I don’t mean to rag on the Presbyterians as a group. I worshiped at a PCA church for some time in Florida, and it was one of the finest churches I’ve ever been associated with. But this story about the PCUSA (via Town Hall Blog) takes my breath away. It’s not enough for these people to apostasize. That’s appalling, but it’s sort of old news. We’ve come to expect it from them. But the PCUSA has published a book promoting the view that the Bush administration engineered the 9/11 attacks, a position generally held by people who’ve forgotten to take their medication because it fell through a hole in their raincoat pockets while they were fishing for lunch in a dumpster. From a materialist point of view, heresy is sort of understandable, because true doctrine can’t be scientifically proven. But these people have lost touch even with this-worldly reality.
Not that I don’t believe in conspiracies. I’m growing more and more convinced that the people who run road construction in the Twin Cities conspire to make their construction projects as inconvenient to the public as possible. Not for money. Not because of political corruption. But just because it’s so much fun to sit down around a map with their coffee and bagels and draw a red circle around a neighborhood, then pose the question, “How can we completely cut this neighborhood off from the outside world, blocking not only the primary but the secondary routes into it?”
Such is the fate of my pleasant little part of Robbinsdale. I dwell in a sort of a bottleneck—not the useful kind that could easily be defended if the Assyrians attacked (a possibility that grows more and more likely with the passing years), but a traffic bottleneck. I live to the east of a park. Not far north of the park is a freeway. Not far to the south is a lake. My workplace is to the west. The practical jokers tore up the main artery yesterday, while I was at work.

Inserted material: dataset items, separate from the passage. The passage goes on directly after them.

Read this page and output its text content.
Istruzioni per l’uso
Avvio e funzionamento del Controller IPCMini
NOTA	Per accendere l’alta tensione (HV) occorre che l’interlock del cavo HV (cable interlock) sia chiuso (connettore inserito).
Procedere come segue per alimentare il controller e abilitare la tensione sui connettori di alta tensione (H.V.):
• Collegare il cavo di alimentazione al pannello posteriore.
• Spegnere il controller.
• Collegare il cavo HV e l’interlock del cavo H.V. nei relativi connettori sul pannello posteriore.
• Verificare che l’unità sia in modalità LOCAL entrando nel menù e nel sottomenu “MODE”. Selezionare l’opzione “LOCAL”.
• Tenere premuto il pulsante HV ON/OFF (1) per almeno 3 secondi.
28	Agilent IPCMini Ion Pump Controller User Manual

I made the mistake of following their “Detour” signs on the way home, and ended up lost in Brooklyn Park. I’ve found a way to get home from work (and vice versa) now, but it involves passing through a construction zone.
Commenter Aitchmark sent me the following entertaining review. At his request, because he is a tenderhearted man, I have excised the name of the author and the title of the book:
I kind of enjoyed ___________’s recreation of classic kid SF in _____________, so I went into the online system for the library and put a hold on the sequel____________.

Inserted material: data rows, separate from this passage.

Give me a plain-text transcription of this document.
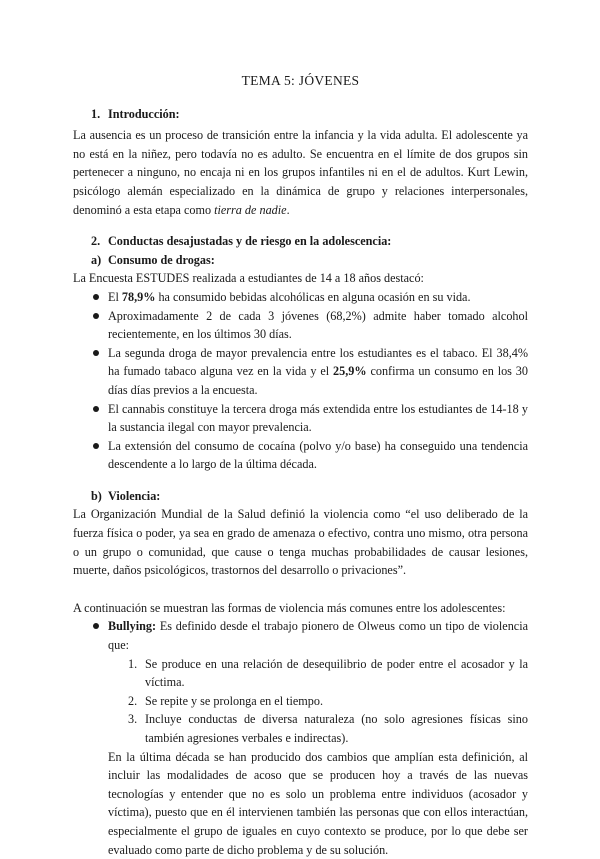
TEMA 5: JÓVENES
1. Introducción:

La ausencia es un proceso de transición entre la infancia y la vida adulta. El adolescente ya no está en la niñez, pero todavía no es adulto. Se encuentra en el límite de dos grupos sin pertenecer a ninguno, no encaja ni en los grupos infantiles ni en el de adultos. Kurt Lewin, psicólogo alemán especializado en la dinámica de grupo y relaciones interpersonales, denominó a esta etapa como tierra de nadie.

2. Conductas desajustadas y de riesgo en la adolescencia:
a) Consumo de drogas:

La Encuesta ESTUDES realizada a estudiantes de 14 a 18 años destacó:

El 78,9% ha consumido bebidas alcohólicas en alguna ocasión en su vida.
Aproximadamente 2 de cada 3 jóvenes (68,2%) admite haber tomado alcohol recientemente, en los últimos 30 días.
La segunda droga de mayor prevalencia entre los estudiantes es el tabaco. El 38,4% ha fumado tabaco alguna vez en la vida y el 25,9% confirma un consumo en los 30 días días previos a la encuesta.
El cannabis constituye la tercera droga más extendida entre los estudiantes de 14-18 y la sustancia ilegal con mayor prevalencia.
La extensión del consumo de cocaína (polvo y/o base) ha conseguido una tendencia descendente a lo largo de la última década.
b) Violencia:

La Organización Mundial de la Salud definió la violencia como “el uso deliberado de la fuerza física o poder, ya sea en grado de amenaza o efectivo, contra uno mismo, otra persona o un grupo o comunidad, que cause o tenga muchas probabilidades de causar lesiones, muerte, daños psicológicos, trastornos del desarrollo o privaciones”.

A continuación se muestran las formas de violencia más comunes entre los adolescentes:

Bullying: Es definido desde el trabajo pionero de Olweus como un tipo de violencia que:
1. Se produce en una relación de desequilibrio de poder entre el acosador y la víctima.
2. Se repite y se prolonga en el tiempo.
3. Incluye conductas de diversa naturaleza (no solo agresiones físicas sino también agresiones verbales e indirectas).

En la última década se han producido dos cambios que amplían esta definición, al incluir las modalidades de acoso que se producen hoy a través de las nuevas tecnologías y entender que no es solo un problema entre individuos (acosador y víctima), puesto que en él intervienen también las personas que con ellos interactúan, especialmente el grupo de iguales en cuyo contexto se produce, por lo que debe ser evaluado como parte de dicho problema y de su solución.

Well, there’s another book with the title ___________, and in some kind of mental glitch, I clicked the right title but the wrong author. So I ended up with a cop thriller called ___________ by a fellow named _____________.
One of the worst pieces of writing I’ve ever read. Unimaginably bad. Bad grammar, bad diction, one gaping howler of disregard for reality after another, plot transparently ripped off from another book….

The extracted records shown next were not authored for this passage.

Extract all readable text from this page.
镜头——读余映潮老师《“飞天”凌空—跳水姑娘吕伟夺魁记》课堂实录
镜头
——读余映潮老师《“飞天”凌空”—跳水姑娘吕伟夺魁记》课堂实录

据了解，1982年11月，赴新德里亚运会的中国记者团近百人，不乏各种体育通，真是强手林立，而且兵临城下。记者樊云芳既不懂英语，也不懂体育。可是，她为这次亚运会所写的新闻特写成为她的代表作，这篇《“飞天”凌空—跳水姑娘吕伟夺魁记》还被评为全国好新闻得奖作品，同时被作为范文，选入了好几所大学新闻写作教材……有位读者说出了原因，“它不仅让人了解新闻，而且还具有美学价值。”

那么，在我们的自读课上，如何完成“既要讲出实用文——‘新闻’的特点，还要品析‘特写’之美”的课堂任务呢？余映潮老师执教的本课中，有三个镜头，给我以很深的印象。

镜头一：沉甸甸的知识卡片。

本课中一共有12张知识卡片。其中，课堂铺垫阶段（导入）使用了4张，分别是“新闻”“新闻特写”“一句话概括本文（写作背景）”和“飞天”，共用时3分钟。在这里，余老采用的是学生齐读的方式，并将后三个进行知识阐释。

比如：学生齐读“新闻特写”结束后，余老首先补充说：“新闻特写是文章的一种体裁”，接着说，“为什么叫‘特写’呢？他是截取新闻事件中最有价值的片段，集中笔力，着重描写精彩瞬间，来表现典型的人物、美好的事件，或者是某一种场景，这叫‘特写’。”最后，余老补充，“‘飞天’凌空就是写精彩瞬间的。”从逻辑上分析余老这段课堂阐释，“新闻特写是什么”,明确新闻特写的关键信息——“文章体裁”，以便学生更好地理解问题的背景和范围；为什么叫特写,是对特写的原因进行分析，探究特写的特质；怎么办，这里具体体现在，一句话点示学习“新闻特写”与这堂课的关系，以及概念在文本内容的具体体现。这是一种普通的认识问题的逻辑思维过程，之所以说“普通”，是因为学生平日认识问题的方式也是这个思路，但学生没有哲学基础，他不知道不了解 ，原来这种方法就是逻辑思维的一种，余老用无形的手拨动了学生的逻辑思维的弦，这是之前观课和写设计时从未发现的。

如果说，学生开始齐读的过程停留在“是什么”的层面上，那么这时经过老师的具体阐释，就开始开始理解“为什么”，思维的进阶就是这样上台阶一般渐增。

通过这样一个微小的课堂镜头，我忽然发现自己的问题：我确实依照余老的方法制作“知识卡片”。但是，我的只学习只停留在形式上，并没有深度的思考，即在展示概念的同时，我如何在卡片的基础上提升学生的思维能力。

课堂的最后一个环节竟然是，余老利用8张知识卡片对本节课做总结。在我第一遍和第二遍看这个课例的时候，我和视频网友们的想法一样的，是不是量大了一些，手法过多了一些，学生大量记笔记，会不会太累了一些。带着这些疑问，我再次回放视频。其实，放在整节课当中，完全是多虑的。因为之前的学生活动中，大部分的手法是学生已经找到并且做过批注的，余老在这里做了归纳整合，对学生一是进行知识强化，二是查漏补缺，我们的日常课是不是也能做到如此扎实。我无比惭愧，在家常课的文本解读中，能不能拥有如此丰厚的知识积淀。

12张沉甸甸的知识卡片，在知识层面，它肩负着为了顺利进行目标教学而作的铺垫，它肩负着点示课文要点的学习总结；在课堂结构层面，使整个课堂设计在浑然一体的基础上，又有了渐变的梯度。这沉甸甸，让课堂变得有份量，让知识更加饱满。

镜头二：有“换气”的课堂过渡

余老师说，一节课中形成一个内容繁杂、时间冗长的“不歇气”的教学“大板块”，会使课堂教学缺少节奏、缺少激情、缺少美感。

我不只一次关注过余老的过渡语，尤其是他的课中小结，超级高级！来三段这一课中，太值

Example — a burglar gets killed by a booby trapped clock that fires a 2-inch dart at him…. which injects 6 ounces of snake venom.
Must have been from a neutronium snake.
And the writing….
“The darkness enveloped him with the suddenness of an unexpected physical attack.”
“An investigation that had nearly gotten him killed but had brought him and Detective Edna Gray very close together.” (yes, that’s the complete sentence)
I can’t go on. It’s just too much.
This is the guy’s 5th published book!
I’ve read 37 pages (Carmen challenged me to read 50). I can’t decide whether to just take it back to the library, or keep slogging through it to see how bad it can get.
Be careful if you see this book. It may rub off on you. Like a virus. A big, nasty virus that hurts people and sometimes even kills them. Dead. And dead is forever. So you have been warned. In case it infects your brain and makes you less intelligent than you were before reading the terrible book, you won’t be able to say you weren’t warned emphatically by me. Who warned you to be careful and think before picking up this terrible tome.
(help me. please… help me. Send Shakespeare or something. Fast.)